Sie mögen die Einleitung für einen Auszug aus einem Science-Fiction-Roman halten, doch so soll das Lernen spätestens 2036 ablaufen. Mit dem virtuellen Lehrer sind Computerprogramme gemeint, die auf enorme Datenmengen zurückgreifen und eventuell später über intelligente Oberflächen in Form von Gesichtern verfügen. Der virtuelle Lehrer regt seinen Schüler an und sieht bei ungenügenden Lernerfolgen von Bestrafungen ab. Spätestens in zwanzig Jahren sollen bereit fünfjährige Kinder von individuell ausgerichteten Computerprogrammen unterrichtet werden.
Individualerziehung verändert das Lernen
Die zur technisierten Lernrevolution benötigten Komponenten sind bereits Realität, denn Computerprogramme mit Spracherkennung werden bereits von allen großen Technologieunternehmen verwendet. Und die hinter den Programmen stehenden Algorithmen können heute schon über raffinierte Mustererkennungen spezifische Vorlieben auswerten. Jetzt sollen die in der Wirtschaft genutzten Komponenten auf Bildung ausgerichtet werden.
Das erfordert zunächst die Aufnahme von Lerndialogen zwischen Schülern und Lehrern sowie Studenten und Professoren. Diese millionenfach stattfindenden Dialoge sollen maschinell verglichen und seitens des Erfolgs bewertet werden. Die Mixtur aus Algorithmen und Computerprogrammen mit Spracherkennung wird das Lernen revolutionieren. Um die Bildung darauf umzustellen, sind jedoch umfassende praktische Versuche notwendig. Nicht zuletzt kann sich das System in der Praxis selbst optimieren. Computerprogramme fördern die Individualerziehung und wollen den seit 250 Jahren praktizierten Gruppenunterricht als historische Verwirrung darstellen.
2036 soll das Lernen nicht mehr langweilig sein
Die Bildung in Schulen der Gegenwart ist nicht auf einzelne ausgerichtet, sondern orientiert sich beim Gruppenunterricht an den schwächeren Schülern. Ein Lehrer muss zuerst dafür sorgen, dass alle Lernenden den Unterrichtsstoff verstehen, bevor er schnell lernenden Schülern neue Aufgaben gibt. Die Cleveren müssen daher auf die Langsamen warten und das führt zur Langeweile sowie zu schwindender Motivation.

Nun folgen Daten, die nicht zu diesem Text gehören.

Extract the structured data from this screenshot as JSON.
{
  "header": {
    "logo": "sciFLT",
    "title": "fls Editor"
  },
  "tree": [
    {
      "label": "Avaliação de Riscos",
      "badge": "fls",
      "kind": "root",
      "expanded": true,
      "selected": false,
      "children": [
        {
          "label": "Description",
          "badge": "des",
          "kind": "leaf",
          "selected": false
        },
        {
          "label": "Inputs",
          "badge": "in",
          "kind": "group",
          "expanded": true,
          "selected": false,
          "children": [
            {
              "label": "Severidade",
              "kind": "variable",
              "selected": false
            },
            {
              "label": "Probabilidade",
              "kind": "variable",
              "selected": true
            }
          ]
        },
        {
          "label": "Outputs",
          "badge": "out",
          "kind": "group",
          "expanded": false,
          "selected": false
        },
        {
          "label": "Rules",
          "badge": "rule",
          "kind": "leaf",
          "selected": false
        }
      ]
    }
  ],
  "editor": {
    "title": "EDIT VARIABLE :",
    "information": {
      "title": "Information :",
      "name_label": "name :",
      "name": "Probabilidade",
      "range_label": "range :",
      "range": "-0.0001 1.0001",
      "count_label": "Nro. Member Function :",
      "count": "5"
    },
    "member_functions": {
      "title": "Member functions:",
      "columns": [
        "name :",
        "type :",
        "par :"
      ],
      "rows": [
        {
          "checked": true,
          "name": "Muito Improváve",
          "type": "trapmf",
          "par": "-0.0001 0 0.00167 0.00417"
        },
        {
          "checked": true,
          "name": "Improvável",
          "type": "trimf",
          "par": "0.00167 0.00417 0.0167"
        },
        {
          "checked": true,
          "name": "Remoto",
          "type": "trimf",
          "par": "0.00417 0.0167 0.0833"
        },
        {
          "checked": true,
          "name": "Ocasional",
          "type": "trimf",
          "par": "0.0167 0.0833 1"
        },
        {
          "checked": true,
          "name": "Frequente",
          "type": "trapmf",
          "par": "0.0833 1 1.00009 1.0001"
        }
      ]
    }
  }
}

Das Studium mit Computerprogrammen kann zu verbesserter, individualisierter Bildung führen und ist zukünftig nicht mehr auf bestimmte Fächer oder die Schulzeit begrenzt. Das Leben als Schule begreifen und in jedem Alter weiterführende Kurse absolvieren, sind die Normen des 21. Jahrhunderts. Während Lehrer sich Wissen zu anderen Schulfächern aneignen, erlernen Schüler und Arbeitnehmer Fremdsprachen und neue Techniken. Für die Qualifikation auf dem Arbeitsmarkt ist nicht mehr das Alter, sondern nur noch der Wissensstand entscheidend.
Negative Aspekte
Lernen über Computerprogramme reduziert die Kommunikation mit Mitschülern und generiert empathielose Einzelindividuen, sollten keine entgegenwirkenden Ausgleiche geschaffen werden. Die dazu von amerikanischen Psychologen durchgeführten Studien schließen allerdings mangels praktischer Erfahrungen von Computerspielen auf computerisierte Lernprogramme.
Die gewaltigen Datenmengen bringen zudem Sorgen über den Datenschutz hervor. Die umfangreichen und von jedem Einzelnen gesammelten Daten werfen Fragen zur Verwendung auf, fehlende Antworten lassen Spielraum für individuelle Vermutungen. Das betrifft auch die Computerprogramme, welche zwar das Lernen erleichtern wollen, aber keine Auskunft über eigentliche Erziehungsziele geben. Experten räumen der geplanten Individualerziehung jedoch dann Erfolg ein, wenn die Schüler eigene Lernziele vorgeben.